Aside from the usual problems like "this server booted up before that one, so that this service was not working", two hard drives went faulty after the power outage (one on Thursday, and the second one on Friday). I suspect they were faulty immediately after the power outage, just the storage array discovered the failure while running some kind of internal tests on Thursday, or Friday, respectively.
So, we have met the IBM support again. We have bought the storage from some IBM reseller, and they claimed they can handle the support for us. However, we experience the same problems every time we try to handle a disk failure:
- We: "We have a drive failure in our storage array in the slot #5.".
- Reseller hotline: "Send us the serial number of the array." (or the drive, or the enclosure, or something like that).

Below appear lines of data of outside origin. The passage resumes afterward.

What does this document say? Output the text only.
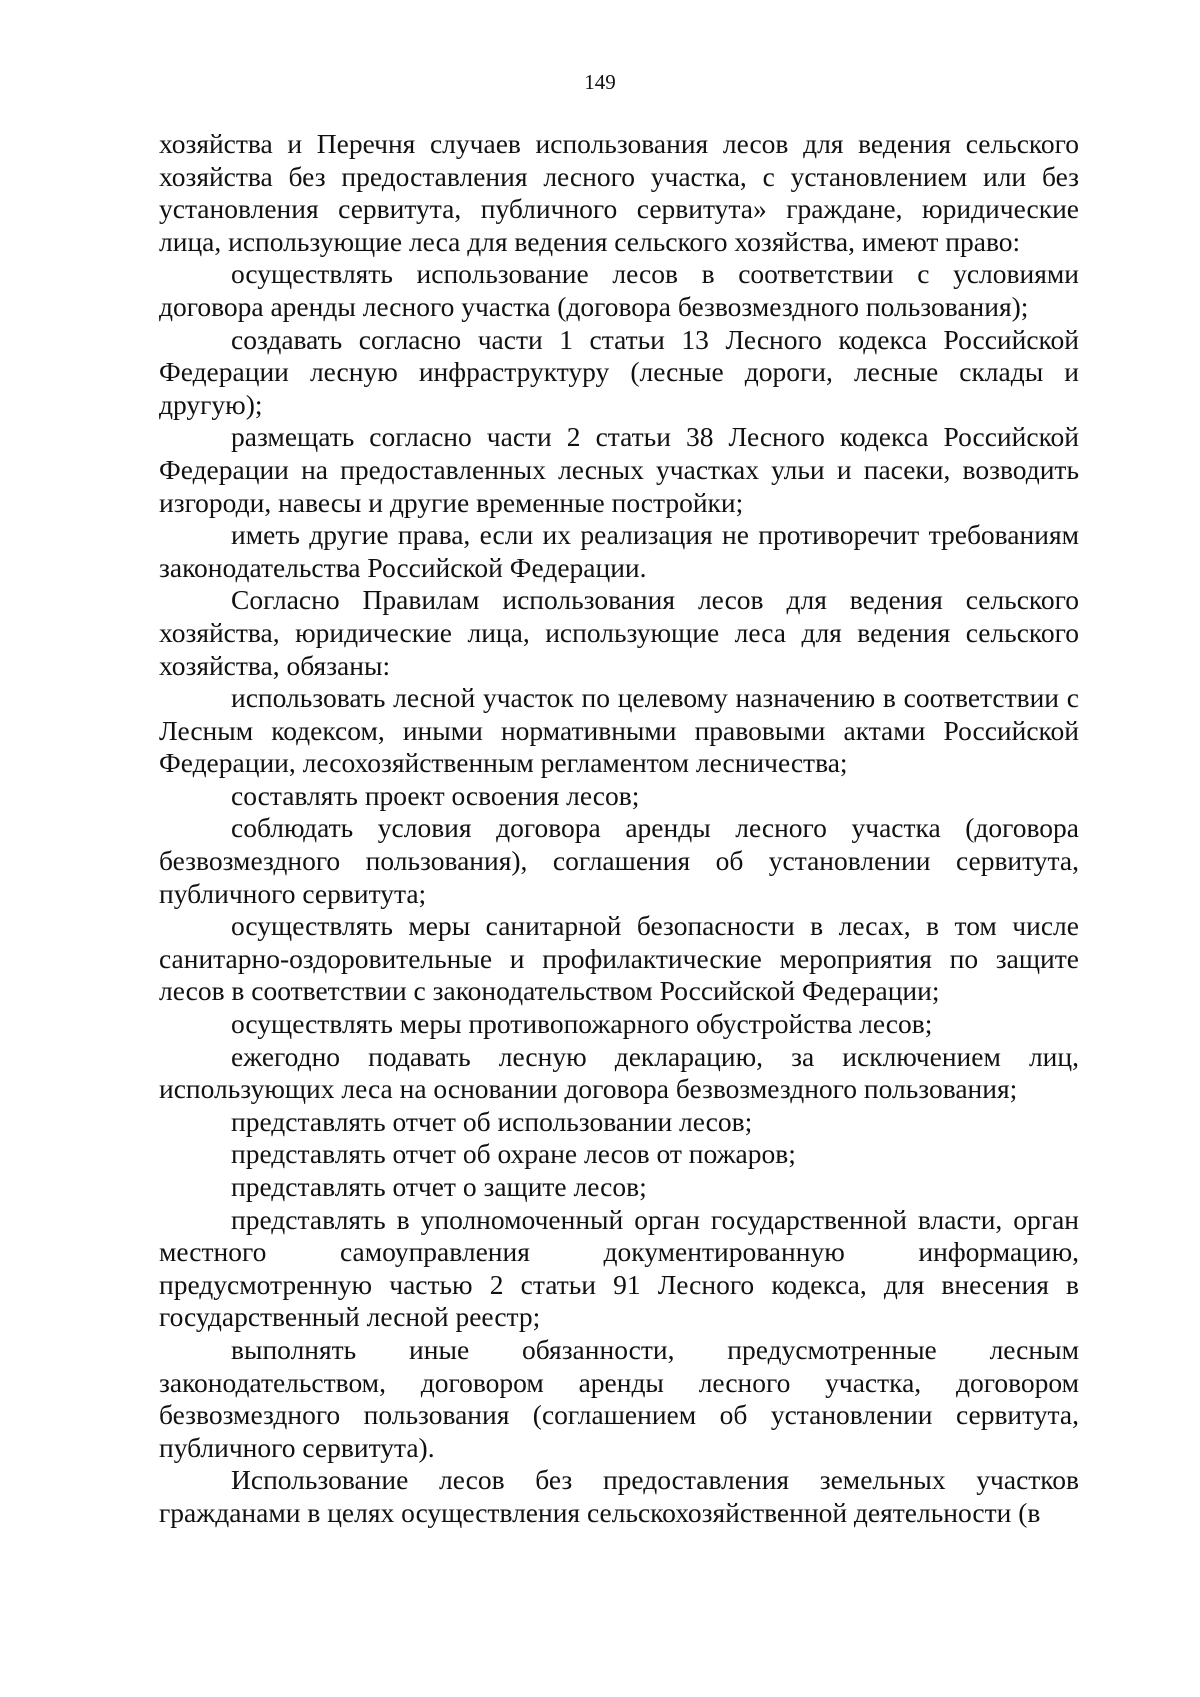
149

хозяйства и Перечня случаев использования лесов для ведения сельского хозяйства без предоставления лесного участка, с установлением или без установления сервитута, публичного сервитута» граждане, юридические лица, использующие леса для ведения сельского хозяйства, имеют право:

осуществлять использование лесов в соответствии с условиями договора аренды лесного участка (договора безвозмездного пользования);

создавать согласно части 1 статьи 13 Лесного кодекса Российской Федерации лесную инфраструктуру (лесные дороги, лесные склады и другую);

размещать согласно части 2 статьи 38 Лесного кодекса Российской Федерации на предоставленных лесных участках ульи и пасеки, возводить изгороди, навесы и другие временные постройки;

иметь другие права, если их реализация не противоречит требованиям законодательства Российской Федерации.

Согласно Правилам использования лесов для ведения сельского хозяйства, юридические лица, использующие леса для ведения сельского хозяйства, обязаны:

использовать лесной участок по целевому назначению в соответствии с Лесным кодексом, иными нормативными правовыми актами Российской Федерации, лесохозяйственным регламентом лесничества;

составлять проект освоения лесов;

соблюдать условия договора аренды лесного участка (договора безвозмездного пользования), соглашения об установлении сервитута, публичного сервитута;

осуществлять меры санитарной безопасности в лесах, в том числе санитарно-оздоровительные и профилактические мероприятия по защите лесов в соответствии с законодательством Российской Федерации;

осуществлять меры противопожарного обустройства лесов;

ежегодно подавать лесную декларацию, за исключением лиц, использующих леса на основании договора безвозмездного пользования;

представлять отчет об использовании лесов;

представлять отчет об охране лесов от пожаров;

представлять отчет о защите лесов;

представлять в уполномоченный орган государственной власти, орган местного самоуправления документированную информацию, предусмотренную частью 2 статьи 91 Лесного кодекса, для внесения в государственный лесной реестр;

выполнять иные обязанности, предусмотренные лесным законодательством, договором аренды лесного участка, договором безвозмездного пользования (соглашением об установлении сервитута, публичного сервитута).

Использование лесов без предоставления земельных участков гражданами в целях осуществления сельскохозяйственной деятельности (в
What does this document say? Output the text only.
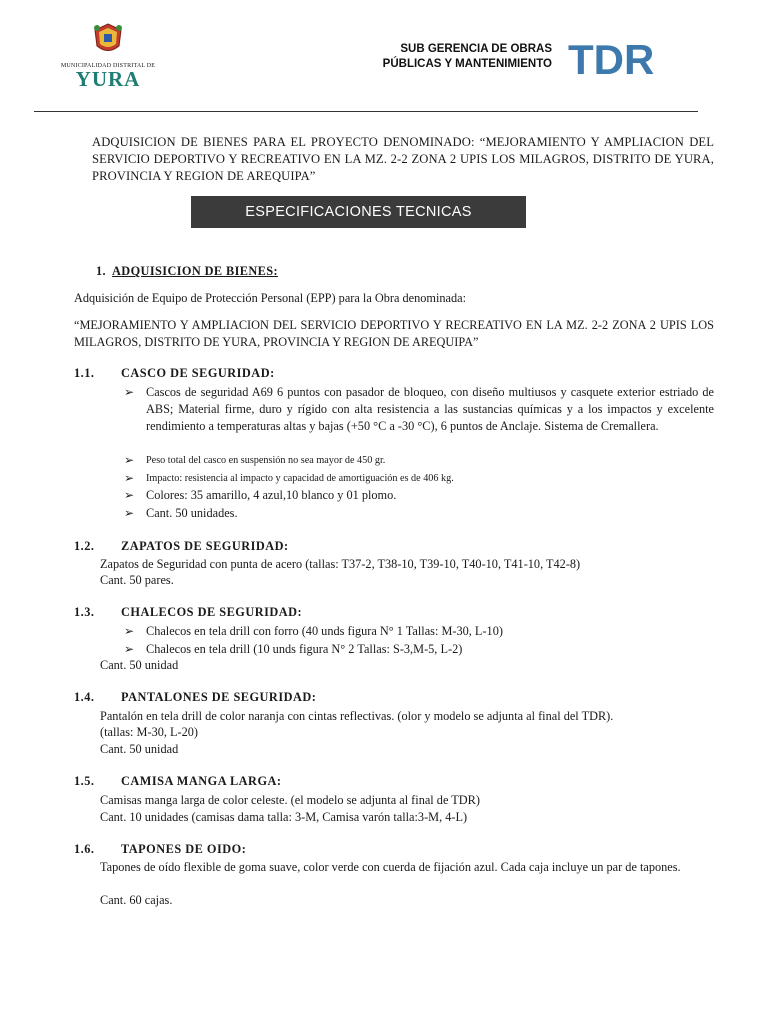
MUNICIPALIDAD DISTRITAL DE
YURA
SUB GERENCIA DE OBRAS
PÚBLICAS Y MANTENIMIENTO TDR
ADQUISICION DE BIENES PARA EL PROYECTO DENOMINADO: “MEJORAMIENTO Y AMPLIACION DEL SERVICIO DEPORTIVO Y RECREATIVO EN LA MZ. 2-2 ZONA 2 UPIS LOS MILAGROS, DISTRITO DE YURA, PROVINCIA Y REGION DE AREQUIPA”
ESPECIFICACIONES TECNICAS
1. ADQUISICION DE BIENES:
Adquisición de Equipo de Protección Personal (EPP) para la Obra denominada:
“MEJORAMIENTO Y AMPLIACION DEL SERVICIO DEPORTIVO Y RECREATIVO EN LA MZ. 2-2 ZONA 2 UPIS LOS MILAGROS, DISTRITO DE YURA, PROVINCIA Y REGION DE AREQUIPA”
1.1. CASCO DE SEGURIDAD:
➢ Cascos de seguridad A69 6 puntos con pasador de bloqueo, con diseño multiusos y casquete exterior estriado de ABS; Material firme, duro y rígido con alta resistencia a las sustancias químicas y a los impactos y excelente rendimiento a temperaturas altas y bajas (+50 °C a -30 °C), 6 puntos de Anclaje. Sistema de Cremallera.
➢ Peso total del casco en suspensión no sea mayor de 450 gr.
➢ Impacto: resistencia al impacto y capacidad de amortiguación es de 406 kg.
➢ Colores: 35 amarillo, 4 azul,10 blanco y 01 plomo.
➢ Cant. 50 unidades.
1.2. ZAPATOS DE SEGURIDAD:
Zapatos de Seguridad con punta de acero (tallas: T37-2, T38-10, T39-10, T40-10, T41-10, T42-8)
Cant. 50 pares.
1.3. CHALECOS DE SEGURIDAD:
➢ Chalecos en tela drill con forro (40 unds figura N° 1 Tallas: M-30, L-10)
➢ Chalecos en tela drill (10 unds figura N° 2 Tallas: S-3,M-5, L-2)
Cant. 50 unidad
1.4. PANTALONES DE SEGURIDAD:
Pantalón en tela drill de color naranja con cintas reflectivas. (olor y modelo se adjunta al final del TDR).
(tallas: M-30, L-20)
Cant. 50 unidad
1.5. CAMISA MANGA LARGA:
Camisas manga larga de color celeste. (el modelo se adjunta al final de TDR)
Cant. 10 unidades (camisas dama talla: 3-M, Camisa varón talla:3-M, 4-L)
1.6. TAPONES DE OIDO:
Tapones de oído flexible de goma suave, color verde con cuerda de fijación azul. Cada caja incluye un par de tapones.
Cant. 60 cajas.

- We: "We have a single array from you. You definitely know the serial number yourselves. Why should we repeat this every time? Why are you delaying the fix of the problem by asking this again? But OK, here is the number you have requested."
- After few hours, the call from IBM support: "We have a report about the drive failure in the storage array, can you send me a serial number of the array?"
- We: "We have already sent it to your reseller, why they did not report it to you? But nevertheless, here is the serial number."
- Few hours later, IBM support calls back: "OK, we are sending the new drive to you, you should have it by the next day or maybe the day after."
WTF? Why the reseller cannot communicate with IBM themselves as they promised? And what is worse, it seems that the reseller or the IBM hotline demand different parameters of our storage array every time - sometimes it is the serial number of the array itself, or the serial number of the drive, or the entire storage array profile, and the last one was some IBM part number which is even not visible remotely from the storage manager, and it is just printed on the array itself (so we had to walk to the array, which is located in a remote server room). The support of SGI is definitely better, altough we had a similar problem last time (they demanded something called the "revision number" of the faulty drive, which is only printed on the drive itself and cannot be read remotely by the storage manager).